Coverage for cyber extortion is often provided in cyber policies, but the extent of coverage varies widely. While some policies limit coverage to the actual ransom payment, others cover a broad range of related expenses, such as the costs of investigating the validity and severity of the threat, hiring independent negotiators, and protecting against further threats. Until recently, notification of affected individuals may not have been required for extortion events and therefore was not included in coverage. Health care systems in particular should ensure that they purchase the broadest extortion coverage possible in light of these new requirements.

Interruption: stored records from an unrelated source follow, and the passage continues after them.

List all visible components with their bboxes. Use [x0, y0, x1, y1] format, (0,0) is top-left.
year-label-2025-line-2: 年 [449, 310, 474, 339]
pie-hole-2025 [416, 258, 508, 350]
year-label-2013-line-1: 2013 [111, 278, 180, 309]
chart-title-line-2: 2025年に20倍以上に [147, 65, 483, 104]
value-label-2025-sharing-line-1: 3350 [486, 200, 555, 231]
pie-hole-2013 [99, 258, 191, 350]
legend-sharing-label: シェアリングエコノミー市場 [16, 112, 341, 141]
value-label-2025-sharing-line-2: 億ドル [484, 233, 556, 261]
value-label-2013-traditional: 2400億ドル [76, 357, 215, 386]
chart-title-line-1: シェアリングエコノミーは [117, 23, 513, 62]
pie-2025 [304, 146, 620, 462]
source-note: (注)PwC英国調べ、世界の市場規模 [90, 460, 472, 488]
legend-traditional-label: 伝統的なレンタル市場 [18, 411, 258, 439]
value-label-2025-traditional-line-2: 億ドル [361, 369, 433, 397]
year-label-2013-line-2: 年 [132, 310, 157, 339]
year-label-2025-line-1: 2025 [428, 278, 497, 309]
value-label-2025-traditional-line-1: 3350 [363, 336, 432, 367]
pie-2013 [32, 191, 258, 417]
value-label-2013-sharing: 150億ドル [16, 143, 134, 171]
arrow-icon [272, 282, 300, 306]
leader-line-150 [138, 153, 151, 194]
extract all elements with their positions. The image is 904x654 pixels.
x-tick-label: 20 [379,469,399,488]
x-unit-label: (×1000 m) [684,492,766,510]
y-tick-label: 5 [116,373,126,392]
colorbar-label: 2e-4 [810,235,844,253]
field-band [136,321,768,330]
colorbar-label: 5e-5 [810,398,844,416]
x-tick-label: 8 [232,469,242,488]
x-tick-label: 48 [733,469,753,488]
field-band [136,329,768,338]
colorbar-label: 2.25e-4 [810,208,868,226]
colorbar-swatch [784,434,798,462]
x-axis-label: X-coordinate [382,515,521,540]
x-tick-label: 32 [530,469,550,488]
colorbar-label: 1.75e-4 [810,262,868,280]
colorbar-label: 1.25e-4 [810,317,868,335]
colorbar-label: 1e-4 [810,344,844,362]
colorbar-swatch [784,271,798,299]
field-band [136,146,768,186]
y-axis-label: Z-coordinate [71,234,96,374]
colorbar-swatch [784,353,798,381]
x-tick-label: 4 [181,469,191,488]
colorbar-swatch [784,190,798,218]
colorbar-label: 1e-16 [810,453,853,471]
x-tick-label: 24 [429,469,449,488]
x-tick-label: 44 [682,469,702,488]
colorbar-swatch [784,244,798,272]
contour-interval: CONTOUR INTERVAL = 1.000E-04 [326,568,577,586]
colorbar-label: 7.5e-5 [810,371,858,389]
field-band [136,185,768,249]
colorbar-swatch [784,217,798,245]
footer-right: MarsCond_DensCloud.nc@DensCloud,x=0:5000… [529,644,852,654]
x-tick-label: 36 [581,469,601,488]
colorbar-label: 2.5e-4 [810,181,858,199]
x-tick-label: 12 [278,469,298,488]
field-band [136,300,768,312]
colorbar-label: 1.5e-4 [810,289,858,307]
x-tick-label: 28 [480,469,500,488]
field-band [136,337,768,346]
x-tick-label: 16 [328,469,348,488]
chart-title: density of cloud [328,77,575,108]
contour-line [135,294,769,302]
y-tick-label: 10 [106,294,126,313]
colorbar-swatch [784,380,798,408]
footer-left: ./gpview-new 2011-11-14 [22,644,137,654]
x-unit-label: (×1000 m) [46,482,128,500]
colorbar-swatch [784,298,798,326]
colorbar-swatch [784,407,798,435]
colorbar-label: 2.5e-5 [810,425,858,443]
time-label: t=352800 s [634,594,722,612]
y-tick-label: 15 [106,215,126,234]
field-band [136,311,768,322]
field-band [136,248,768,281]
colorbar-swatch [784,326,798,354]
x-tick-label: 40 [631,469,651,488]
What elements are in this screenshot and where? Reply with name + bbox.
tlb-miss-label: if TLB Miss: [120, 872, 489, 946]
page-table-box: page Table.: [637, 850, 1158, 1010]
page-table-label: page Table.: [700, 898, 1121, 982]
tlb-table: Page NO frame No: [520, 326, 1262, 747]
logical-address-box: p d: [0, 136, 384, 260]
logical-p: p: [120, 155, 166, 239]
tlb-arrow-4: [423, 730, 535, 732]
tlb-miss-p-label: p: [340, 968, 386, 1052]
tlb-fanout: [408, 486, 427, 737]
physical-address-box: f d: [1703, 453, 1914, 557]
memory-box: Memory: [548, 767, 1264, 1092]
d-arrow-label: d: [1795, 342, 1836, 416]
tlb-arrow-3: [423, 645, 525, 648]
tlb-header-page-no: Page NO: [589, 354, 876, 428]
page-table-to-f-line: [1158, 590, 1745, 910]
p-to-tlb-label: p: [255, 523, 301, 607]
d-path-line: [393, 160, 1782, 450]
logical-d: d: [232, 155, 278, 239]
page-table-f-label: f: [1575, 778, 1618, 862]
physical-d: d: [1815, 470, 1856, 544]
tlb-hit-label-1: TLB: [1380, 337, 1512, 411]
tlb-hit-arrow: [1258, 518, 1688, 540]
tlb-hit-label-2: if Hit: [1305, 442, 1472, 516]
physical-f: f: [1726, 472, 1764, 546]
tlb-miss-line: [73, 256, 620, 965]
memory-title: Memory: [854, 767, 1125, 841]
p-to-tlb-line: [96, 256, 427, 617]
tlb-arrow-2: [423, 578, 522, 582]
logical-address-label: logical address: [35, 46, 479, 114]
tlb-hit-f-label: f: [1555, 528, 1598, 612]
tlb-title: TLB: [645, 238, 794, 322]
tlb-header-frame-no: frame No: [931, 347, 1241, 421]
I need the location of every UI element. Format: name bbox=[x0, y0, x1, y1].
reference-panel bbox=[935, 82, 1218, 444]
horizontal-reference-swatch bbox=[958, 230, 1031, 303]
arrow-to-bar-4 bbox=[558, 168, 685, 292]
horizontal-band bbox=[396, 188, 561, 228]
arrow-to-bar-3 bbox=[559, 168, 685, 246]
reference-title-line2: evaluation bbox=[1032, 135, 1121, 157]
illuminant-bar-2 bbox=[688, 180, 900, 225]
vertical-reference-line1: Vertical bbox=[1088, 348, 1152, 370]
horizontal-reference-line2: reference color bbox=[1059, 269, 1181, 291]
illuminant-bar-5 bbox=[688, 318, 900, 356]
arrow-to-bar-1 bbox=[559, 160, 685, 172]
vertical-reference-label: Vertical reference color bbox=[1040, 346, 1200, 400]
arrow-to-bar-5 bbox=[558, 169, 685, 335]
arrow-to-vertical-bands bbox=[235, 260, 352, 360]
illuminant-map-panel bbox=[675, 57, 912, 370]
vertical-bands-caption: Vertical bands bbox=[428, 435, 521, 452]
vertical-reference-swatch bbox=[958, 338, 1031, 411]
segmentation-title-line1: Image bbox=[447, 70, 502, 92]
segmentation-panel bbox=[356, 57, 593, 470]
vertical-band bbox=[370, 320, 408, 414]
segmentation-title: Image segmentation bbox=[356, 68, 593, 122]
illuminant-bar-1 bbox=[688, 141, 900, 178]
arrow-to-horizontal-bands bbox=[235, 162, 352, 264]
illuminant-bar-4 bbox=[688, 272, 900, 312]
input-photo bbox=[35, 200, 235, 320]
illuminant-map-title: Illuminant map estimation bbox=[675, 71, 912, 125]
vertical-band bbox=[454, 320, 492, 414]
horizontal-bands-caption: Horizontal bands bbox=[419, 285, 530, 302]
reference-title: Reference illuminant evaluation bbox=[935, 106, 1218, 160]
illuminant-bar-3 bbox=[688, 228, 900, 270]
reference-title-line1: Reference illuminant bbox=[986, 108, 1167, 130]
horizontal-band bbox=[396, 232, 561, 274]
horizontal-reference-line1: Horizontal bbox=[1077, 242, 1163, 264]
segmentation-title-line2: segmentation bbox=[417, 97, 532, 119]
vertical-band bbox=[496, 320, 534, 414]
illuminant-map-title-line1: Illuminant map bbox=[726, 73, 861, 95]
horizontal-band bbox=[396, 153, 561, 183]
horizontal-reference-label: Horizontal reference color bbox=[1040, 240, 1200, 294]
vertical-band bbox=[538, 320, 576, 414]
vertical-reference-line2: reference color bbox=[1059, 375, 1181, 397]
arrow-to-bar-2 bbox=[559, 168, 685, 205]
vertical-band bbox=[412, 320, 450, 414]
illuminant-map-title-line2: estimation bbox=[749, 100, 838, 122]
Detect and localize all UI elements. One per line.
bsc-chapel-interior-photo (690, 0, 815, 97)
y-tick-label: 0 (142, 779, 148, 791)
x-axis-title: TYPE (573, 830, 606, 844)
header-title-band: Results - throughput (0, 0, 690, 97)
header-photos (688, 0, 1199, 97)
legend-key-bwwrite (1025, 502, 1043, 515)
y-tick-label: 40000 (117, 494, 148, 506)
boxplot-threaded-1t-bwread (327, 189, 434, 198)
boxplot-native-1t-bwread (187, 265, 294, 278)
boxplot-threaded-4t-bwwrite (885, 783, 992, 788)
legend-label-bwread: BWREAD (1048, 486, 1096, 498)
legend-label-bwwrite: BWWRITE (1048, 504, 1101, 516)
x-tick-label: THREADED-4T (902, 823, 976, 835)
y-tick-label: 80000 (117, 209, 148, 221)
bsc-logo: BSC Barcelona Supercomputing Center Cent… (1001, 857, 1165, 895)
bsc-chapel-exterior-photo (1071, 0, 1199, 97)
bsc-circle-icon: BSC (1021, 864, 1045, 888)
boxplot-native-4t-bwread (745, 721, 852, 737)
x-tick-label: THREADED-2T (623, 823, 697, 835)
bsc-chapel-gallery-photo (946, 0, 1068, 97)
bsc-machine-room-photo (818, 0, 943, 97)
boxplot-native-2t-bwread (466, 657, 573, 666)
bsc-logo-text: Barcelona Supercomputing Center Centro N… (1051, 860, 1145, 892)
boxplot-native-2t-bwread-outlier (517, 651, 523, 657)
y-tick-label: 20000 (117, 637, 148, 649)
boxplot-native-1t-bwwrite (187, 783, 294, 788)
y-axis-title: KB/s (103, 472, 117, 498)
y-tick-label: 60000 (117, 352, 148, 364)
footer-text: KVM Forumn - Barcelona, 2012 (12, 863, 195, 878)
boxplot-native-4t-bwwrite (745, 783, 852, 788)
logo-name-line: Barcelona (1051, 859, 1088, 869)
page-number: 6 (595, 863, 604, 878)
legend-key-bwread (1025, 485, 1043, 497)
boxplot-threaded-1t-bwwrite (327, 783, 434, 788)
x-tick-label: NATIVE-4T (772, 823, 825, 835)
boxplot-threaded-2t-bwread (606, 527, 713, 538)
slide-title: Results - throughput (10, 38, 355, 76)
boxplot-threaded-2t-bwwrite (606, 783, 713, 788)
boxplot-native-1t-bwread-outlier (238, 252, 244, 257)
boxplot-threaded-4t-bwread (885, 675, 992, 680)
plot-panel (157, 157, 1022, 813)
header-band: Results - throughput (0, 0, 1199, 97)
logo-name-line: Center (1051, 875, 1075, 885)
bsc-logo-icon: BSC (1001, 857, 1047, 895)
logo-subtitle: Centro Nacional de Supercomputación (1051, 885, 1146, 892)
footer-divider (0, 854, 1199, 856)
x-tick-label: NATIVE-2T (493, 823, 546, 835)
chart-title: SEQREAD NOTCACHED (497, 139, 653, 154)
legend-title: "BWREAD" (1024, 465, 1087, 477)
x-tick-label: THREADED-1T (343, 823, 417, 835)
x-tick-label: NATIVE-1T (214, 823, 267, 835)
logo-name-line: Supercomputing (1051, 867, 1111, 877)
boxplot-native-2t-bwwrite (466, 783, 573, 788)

Focus on Payment-Based Attacks

Experian believes that hackers will continue to focus on obtaining payment card information in 2017. Although EMV chip technology (named for its original developers Europay, MasterCard, and Visa) is available to prevent against point-of-sale (POS) fraud, adoption of the new technology has been uneven. U.S. retailers lag behind their overseas counterparts—this despite the fact that the major payment networks are shifting more liability for fraudulent transactions from the card issuers to merchants who do not use chip-enabled devices. Meanwhile, attackers continue to find new techniques to steal payment card data en masse using POS skimmers.

As noted previously, coverage is available for fines, penalties, and other assessments that must be paid to the payment card brands under card servicing agreements, but it is not automatically offered in a standard cyber policy. Policyholders who process credit card payments should obtain this specialized coverage. In addition, they should pay close attention to the specifics of the coverage. Some policy wording limits coverage to claims asserted by the card brands themselves, when in fact the direct obligation may be to the intermediate payment processor, who in turn is required to indemnify the card brand. Policyholders must also make sure that a standard policy exclusion for loss arising out of contractual assumption of liability or general breach of contract does not eviscerate the payment card liability coverage. Ideally, the coverage will include legal costs incurred in responding to payment card claims and the costs of any forensic investigation required by the card brands.

Big Headaches for Multinational Companies

The most damaging attacks are expected to be those involving the loss of international consumers’ data, in large part because the proliferation of new rules regarding response plans and notification standards. The EU’s General Data Protection Regulation (GDPR) and new regulations poised to take effect in Canada and Australia will complicate matters and increase costs for multinationals. International consumers who are not used to being notified of breaches may be more vocal, and may stop doing business with companies in the wake of a breach.

The costs of notifying consumers as required by law or regulation—domestic or foreign—are generally covered by cyber policies, but companies may want to revisit the adequacy of their policy limits. And while companies can purchase coverage for income lost during a suspension or interruption of operations due to a breach, coverage is not generally available for business that is permanently lost as a result of consumer lack of confidence.

While coverage for all of these eventualities may not be available today, more will be available tomorrow as the risks become better understood and better managed. More importantly, companies should be proactive in pushing their brokers and insurers to provide insurance products that meet the known threats head-on.